You will not struggle to find advice from venture funders and advisors on investing in business, but as a “deep technology” developer you may be surpised that your idea of what investors like to invest is frequently very different to yours..
The attributes most venture capital managers are looking for are optimised to manage overall portfolio risks and (outside of silicon valley) this has some unfortunate consequences for deep-tech founders, especially since the advent of unicorn SaaS and social-media platforms. Technology-heavy start-ups are at a significant disadvantage to these types of businesses, which are abundant, cheap to start and quick to evaluate traction potential.
Larger investers favour business with these attributes for good reason: It allows them to measure progress early and conserve funds for the fastest moving business. For deep-tech founders the only thing worse than being ignored by investors is receiving an investment from investors who don’t understand your business roadmap. If you are in a deep-tech business in a portfolio of SaaS businesses then your chances of survival can be very slim. For founders with disposable businesses, who can endlessly pivot or go again, the risks are fairly mutual, but for a techie with IP, time and pre-sunk expenses in the business playing the racing game may ot be an appealing proposition.
The long term commercial risks of tech-heavy-businesses can be substantially lower than low-tech businesses because there are more economic moat options, however during the seed-stages of investment these beneifts often don’t offset the risks of nobody caring about your product, and the attrition approach invariably wins.
The general concept of minimising development costs with frugal MVPs during product-market-fit (PMF) optimisation is one all start-ups should follow, but investors often have very little domain knowledge to know if you are actually achieving this for more complex technologies. An MVP that is sufficient to prove PMF and signal longer term scalability varies hugely in deep-tech compared to subscriber-driven web-sites and SaaS.
Technology companies with non-trivial technology development (e.g. >$10M) are most common in silicon valley where the geek-2-wealth quotient in Angel and fund managers allows commercial and technical risks to be understood in the same brain. Otherwise the generalists’ quest to commit to 1-3% of their portfolio through to unicorn status will most likely penalize slower moving technology business.
Navigating Bear Traps
There are quite a few options available to tech entrepreneurs that have or need to invest more heavily in their MVPs before effectively progressing Product Market Fit (PMF).
These may include:
- Consultancy-based bootstrapping
- Short-term SaaS revenue in parallel with real MVP development.
- Blended University resources and business-oriented R&D funding.
- Sector-specific VCs and Private Equity (PE)
- Early trade investors.
- High-net-worth sector savvy angels (EIS)

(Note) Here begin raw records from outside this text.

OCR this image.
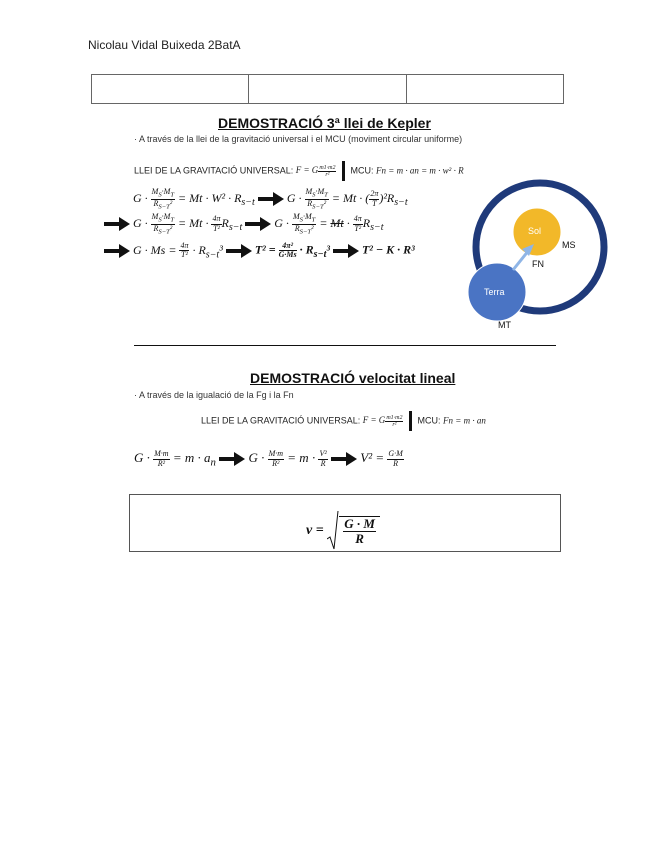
Nicolau Vidal Buixeda 2BatA

DEMOSTRACIÓ 3ª llei de Kepler
· A través de la llei de la gravitació universal i el MCU (moviment circular uniforme)
LLEI DE LA GRAVITACIÓ UNIVERSAL: F = G $\frac{m1\cdot m2}{\text{r²}}$ MCU: Fn = m · an = m · w² · R
$G \cdot \frac{M_S\cdot M_T}{R_{S-T}^2} = Mt \cdot W^2 \cdot R_{s-t}$  $G \cdot \frac{M_S\cdot M_T}{R_{S-T}^2} = Mt$ · ( $\frac{2\pi}{T} )^2R_{s-t}$
$G \cdot \frac{M_S\cdot M_T}{R_{S-T}^2} = Mt \cdot \frac{4\pi}{\text{T²}} R_{s-t}$  $G \cdot \frac{M_S\cdot M_T}{R_{S-T}^2} = Mt \cdot \frac{4\pi}{\text{T²}} R_{s-t}$
$G \cdot Ms = \frac{4\pi}{\text{T²}} \cdot R_{s-t}^3$  $T^2 = \frac{\text{4π²}}{G\cdot Ms} \cdot R_{s-t}^3$  T² − K · R³
Sol
Terra
MS
FN
MT
DEMOSTRACIÓ velocitat lineal
· A través de la igualació de la Fg i la Fn
LLEI DE LA GRAVITACIÓ UNIVERSAL: F = G $\frac{m1\cdot m2}{\text{r²}}$ MCU: Fn = m · an
$G \cdot \frac{M\cdot m}{\text{R²}} = m \cdot a_n$  $G \cdot \frac{M\cdot m}{\text{R²}} = m \cdot \frac{\text{V²}}{R} V^2 = \frac{G\cdot M}{R}$
$v = \frac{G \cdot M}{R}$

Bootstrapping is a blunt instrument for tech-development. It is hard to measure how many business started by bootstrapping before receiving funding, but few go the whole journey. It is hard-work and may take many times longer to develop a business, when sales and product development are not well aligned. When sales and product development are well aligned the additional time could be time well spent in terms of validating ultimate and intermediate PMF. Bootstrapping can also work for academics beginning to spin out R&D funded projects while remaining academics. Technologists able to routinely win high-value consultancy projects can raise seed-level funds quite rapidly, but this is perhaps the most distracting approach unless quality time can be put aside for product development. It may take 3-10x longer to get to market compared to a committed investment route, but this is becoming more achievable for software projects where AI and no-code can accelerate MVP development.
Sector-specific VCs and PE companies are well established in some sectors such as bio-tech and fin-tech and provide a great way to develop at full speed where technical costs and market opportunities are understood and accounted for. Specialized Investment funds associated with university and research institutions is seeing a rebirth in popularity, though outside of the US, they are not always able to provide follow funding or market positioning support that more commercial VCs can potentially offer.